GP ICT Modernisation Project
The GP ICT Modernisation Project has now formally completed its remit and the responsibility has passed to a new Primary Care ICT Strategy Board. The remit of the new Board will be to look at all aspects of the provision of ICT to the wider primary care teams including independent contractors and a number of sub-groups of this Board have now been formed. One of the initial products of this has been a draft ICT strategy for GMS which has just been released to the service for further comment.
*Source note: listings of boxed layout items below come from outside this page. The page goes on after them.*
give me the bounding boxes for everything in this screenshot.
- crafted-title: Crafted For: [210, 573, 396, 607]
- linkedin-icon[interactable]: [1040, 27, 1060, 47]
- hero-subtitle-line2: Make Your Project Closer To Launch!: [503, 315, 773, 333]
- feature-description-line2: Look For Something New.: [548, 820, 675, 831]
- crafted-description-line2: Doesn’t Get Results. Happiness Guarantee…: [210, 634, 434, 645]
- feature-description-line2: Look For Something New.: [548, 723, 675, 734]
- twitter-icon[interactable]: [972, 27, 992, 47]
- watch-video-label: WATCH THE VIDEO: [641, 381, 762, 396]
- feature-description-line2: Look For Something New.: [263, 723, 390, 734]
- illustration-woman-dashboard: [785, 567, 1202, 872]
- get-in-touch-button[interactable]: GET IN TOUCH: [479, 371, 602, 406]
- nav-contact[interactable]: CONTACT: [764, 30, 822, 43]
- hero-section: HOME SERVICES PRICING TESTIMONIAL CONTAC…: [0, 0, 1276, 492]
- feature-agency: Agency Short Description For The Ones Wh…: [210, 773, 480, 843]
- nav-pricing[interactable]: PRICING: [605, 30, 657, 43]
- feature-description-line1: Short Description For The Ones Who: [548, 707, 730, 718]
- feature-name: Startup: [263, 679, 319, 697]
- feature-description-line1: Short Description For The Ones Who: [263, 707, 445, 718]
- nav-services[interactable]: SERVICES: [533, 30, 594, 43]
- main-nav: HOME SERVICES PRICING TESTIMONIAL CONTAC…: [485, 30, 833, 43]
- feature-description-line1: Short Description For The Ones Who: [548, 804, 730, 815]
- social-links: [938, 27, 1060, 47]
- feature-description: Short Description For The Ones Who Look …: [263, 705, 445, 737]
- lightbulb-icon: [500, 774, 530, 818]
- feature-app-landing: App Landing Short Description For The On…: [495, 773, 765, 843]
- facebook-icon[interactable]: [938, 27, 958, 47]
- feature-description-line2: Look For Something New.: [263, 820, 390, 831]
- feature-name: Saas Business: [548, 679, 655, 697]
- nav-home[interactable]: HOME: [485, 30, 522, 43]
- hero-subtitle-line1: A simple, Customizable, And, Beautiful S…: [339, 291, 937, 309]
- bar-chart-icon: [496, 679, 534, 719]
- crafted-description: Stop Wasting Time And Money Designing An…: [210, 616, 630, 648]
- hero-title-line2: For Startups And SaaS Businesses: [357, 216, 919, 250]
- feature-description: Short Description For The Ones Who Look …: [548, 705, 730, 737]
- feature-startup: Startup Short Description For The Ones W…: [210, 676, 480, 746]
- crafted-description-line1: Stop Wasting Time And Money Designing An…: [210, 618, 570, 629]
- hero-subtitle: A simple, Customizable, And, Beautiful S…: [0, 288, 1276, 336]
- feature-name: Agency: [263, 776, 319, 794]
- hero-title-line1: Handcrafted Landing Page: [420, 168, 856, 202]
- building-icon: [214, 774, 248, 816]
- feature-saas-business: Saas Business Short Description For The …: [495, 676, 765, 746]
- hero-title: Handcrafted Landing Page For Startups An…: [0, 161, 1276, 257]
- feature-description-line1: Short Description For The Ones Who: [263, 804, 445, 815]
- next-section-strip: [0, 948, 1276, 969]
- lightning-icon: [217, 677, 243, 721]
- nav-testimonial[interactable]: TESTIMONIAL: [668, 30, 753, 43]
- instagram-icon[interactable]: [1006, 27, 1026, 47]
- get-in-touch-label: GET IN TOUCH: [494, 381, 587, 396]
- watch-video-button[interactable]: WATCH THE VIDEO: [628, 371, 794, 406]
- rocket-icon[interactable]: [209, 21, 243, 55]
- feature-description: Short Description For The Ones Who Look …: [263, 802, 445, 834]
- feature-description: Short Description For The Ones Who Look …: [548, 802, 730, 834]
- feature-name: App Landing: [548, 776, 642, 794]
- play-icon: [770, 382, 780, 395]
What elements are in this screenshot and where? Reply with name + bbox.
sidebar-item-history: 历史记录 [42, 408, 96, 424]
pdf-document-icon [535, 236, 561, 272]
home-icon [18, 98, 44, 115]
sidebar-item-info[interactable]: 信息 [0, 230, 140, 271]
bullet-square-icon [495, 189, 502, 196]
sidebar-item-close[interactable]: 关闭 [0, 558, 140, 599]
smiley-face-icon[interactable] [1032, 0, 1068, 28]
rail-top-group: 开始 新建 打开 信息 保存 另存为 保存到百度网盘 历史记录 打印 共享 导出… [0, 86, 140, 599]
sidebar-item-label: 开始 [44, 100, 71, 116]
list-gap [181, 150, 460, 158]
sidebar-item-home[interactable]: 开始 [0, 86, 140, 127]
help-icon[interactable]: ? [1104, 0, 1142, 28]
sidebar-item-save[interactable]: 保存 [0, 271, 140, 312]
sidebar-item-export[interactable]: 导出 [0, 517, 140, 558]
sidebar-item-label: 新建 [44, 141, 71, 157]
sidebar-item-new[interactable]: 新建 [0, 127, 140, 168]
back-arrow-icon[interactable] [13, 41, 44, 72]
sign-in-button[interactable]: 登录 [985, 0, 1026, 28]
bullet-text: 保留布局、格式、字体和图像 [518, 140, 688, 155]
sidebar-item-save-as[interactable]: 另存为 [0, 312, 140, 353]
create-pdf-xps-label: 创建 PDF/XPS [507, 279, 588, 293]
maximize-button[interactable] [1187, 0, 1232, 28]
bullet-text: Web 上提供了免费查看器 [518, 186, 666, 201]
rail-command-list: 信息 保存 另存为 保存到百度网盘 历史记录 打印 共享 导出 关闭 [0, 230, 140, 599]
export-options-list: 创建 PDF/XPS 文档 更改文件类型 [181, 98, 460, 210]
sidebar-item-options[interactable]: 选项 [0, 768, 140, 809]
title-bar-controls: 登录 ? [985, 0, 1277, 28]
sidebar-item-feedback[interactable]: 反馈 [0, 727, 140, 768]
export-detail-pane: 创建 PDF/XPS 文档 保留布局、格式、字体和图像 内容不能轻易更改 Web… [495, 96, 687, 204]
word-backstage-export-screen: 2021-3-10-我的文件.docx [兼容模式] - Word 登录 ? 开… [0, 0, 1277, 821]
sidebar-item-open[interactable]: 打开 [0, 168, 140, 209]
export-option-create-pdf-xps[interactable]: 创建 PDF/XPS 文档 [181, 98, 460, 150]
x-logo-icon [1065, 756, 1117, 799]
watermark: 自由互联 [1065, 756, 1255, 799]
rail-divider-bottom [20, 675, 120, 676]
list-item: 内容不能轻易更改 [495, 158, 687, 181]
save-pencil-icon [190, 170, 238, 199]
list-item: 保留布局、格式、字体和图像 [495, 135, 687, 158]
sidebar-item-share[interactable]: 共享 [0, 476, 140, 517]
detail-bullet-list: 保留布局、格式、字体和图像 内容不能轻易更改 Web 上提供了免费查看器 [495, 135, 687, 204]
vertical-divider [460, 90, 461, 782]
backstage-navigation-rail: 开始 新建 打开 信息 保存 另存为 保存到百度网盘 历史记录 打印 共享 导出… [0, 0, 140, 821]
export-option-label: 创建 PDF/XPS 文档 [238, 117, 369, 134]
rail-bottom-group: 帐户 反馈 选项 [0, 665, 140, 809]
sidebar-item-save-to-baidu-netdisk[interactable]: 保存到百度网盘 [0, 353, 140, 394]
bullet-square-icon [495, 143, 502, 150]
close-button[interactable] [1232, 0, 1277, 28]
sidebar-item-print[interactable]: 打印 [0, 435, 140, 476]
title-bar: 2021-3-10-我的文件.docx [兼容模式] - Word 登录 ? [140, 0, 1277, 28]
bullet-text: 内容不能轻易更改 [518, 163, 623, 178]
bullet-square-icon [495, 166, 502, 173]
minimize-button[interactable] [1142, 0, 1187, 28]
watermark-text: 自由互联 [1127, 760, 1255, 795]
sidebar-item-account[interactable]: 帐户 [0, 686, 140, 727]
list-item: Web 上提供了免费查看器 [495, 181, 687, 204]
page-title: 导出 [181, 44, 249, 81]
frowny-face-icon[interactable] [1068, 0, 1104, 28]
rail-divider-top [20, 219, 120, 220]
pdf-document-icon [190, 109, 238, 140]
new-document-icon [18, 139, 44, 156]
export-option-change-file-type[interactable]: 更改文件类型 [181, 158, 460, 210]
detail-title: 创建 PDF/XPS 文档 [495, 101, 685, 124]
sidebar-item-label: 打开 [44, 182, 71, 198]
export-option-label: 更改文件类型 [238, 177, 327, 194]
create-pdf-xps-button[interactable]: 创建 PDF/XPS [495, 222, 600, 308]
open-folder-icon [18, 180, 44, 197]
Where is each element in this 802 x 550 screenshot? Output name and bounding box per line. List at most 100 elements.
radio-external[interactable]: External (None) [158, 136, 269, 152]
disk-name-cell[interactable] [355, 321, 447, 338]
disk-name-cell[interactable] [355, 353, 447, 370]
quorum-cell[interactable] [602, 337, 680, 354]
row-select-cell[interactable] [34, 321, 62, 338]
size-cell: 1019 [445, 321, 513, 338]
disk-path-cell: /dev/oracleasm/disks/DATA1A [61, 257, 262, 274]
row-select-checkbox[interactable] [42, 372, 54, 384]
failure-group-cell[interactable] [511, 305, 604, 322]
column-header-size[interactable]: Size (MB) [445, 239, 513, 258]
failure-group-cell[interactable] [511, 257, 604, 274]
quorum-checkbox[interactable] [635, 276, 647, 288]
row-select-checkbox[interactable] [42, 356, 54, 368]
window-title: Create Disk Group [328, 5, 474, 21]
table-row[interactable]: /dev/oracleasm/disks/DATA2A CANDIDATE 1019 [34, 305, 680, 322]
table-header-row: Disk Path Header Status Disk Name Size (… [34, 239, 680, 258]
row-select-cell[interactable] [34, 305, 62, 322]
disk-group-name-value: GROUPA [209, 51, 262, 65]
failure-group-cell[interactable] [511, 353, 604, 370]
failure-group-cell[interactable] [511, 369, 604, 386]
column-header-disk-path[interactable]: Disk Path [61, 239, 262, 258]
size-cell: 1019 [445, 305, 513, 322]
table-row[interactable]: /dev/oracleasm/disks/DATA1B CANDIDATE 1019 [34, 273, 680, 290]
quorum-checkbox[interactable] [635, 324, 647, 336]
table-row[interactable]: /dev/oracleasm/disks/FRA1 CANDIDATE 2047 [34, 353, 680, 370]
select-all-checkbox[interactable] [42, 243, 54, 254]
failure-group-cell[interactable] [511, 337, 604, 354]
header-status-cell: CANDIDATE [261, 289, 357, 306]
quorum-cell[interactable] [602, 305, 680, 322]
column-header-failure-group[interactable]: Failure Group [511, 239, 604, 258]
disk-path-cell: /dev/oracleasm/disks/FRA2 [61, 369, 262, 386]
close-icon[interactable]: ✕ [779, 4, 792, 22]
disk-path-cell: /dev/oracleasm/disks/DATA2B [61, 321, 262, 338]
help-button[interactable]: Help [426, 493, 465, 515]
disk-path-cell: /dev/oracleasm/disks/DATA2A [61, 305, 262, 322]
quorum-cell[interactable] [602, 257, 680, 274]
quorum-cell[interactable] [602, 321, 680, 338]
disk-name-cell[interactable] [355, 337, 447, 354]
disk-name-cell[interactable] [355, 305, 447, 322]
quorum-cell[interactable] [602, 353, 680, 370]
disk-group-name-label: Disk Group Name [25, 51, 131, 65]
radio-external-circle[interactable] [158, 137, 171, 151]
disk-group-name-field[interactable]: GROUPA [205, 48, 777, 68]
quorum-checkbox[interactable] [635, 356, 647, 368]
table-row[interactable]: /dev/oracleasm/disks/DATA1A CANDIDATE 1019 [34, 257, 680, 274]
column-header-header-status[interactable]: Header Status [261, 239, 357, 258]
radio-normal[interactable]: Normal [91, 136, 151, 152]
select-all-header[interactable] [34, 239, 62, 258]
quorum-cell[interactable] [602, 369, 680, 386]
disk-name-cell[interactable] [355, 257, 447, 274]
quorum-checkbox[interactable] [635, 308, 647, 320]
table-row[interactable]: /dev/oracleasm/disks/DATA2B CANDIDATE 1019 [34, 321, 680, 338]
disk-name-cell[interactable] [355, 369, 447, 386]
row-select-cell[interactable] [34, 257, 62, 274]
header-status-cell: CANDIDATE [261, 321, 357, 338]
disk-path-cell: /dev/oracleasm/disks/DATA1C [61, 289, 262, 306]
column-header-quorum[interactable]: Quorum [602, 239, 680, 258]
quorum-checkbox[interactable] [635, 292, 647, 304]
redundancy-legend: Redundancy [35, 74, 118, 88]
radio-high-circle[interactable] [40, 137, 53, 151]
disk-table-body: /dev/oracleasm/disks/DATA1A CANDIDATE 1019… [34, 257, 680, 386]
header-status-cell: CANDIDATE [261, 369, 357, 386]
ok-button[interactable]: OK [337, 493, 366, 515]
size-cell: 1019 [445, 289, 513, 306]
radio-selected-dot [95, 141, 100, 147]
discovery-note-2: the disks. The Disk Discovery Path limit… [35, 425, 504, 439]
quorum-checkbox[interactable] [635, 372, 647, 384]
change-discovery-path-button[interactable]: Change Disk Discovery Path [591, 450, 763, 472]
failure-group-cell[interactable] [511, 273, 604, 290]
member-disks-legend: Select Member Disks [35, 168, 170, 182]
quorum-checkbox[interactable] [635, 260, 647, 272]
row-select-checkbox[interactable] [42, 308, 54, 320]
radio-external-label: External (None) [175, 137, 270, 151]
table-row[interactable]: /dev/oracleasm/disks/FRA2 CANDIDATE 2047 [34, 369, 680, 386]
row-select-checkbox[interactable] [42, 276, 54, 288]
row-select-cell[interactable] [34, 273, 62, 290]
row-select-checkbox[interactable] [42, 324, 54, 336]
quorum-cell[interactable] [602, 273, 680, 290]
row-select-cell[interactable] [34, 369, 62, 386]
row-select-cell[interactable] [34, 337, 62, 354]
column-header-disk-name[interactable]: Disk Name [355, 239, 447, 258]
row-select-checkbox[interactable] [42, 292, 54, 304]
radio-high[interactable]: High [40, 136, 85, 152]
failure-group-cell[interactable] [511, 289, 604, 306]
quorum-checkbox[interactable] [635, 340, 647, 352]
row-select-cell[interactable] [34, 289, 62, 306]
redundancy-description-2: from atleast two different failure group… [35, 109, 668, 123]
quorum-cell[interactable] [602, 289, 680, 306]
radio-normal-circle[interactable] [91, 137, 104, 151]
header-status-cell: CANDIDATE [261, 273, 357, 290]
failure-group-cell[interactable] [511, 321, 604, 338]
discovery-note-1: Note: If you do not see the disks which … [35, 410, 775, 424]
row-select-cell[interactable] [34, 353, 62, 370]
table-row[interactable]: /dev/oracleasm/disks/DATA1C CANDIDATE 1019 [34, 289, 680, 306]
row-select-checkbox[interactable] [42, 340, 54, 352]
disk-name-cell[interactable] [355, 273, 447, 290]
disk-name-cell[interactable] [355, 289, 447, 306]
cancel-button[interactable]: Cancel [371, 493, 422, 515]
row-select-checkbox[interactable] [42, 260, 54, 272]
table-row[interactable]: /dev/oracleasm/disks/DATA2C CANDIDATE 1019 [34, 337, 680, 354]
Electronic Referral Management System (ERMS)
This is being developed to support the ICATS project announced in January 2006 by the Minister for Health as part of a reform of outpatient services and designed to reduce waiting times for treatment. The Minimum Data Set (MDS) for referrals has been agreed and the GP system providers have completed the necessary changes to allow letters with this MDS to be produced automatically. The additional function of being able to send referrals electronically will be the next phase of this project and this is expected in the next twelve months.
Emergency Care Record (NIECR)
A project Board has just been formed to develop an emergency care record for use in Out of Hours centres and in due course Accident and Emergency centres. It is proposed that Northern Ireland adopt a similar approach to Scotland and Wales and learn lessons from projects in the other three countries.
GMSIS
This project has been launched by the DHSSPS and discussions are taking place regarding the possible use of the information held on GP systems. This will seek to use anonymised information from GP systems to provide better support for commissioning and public health.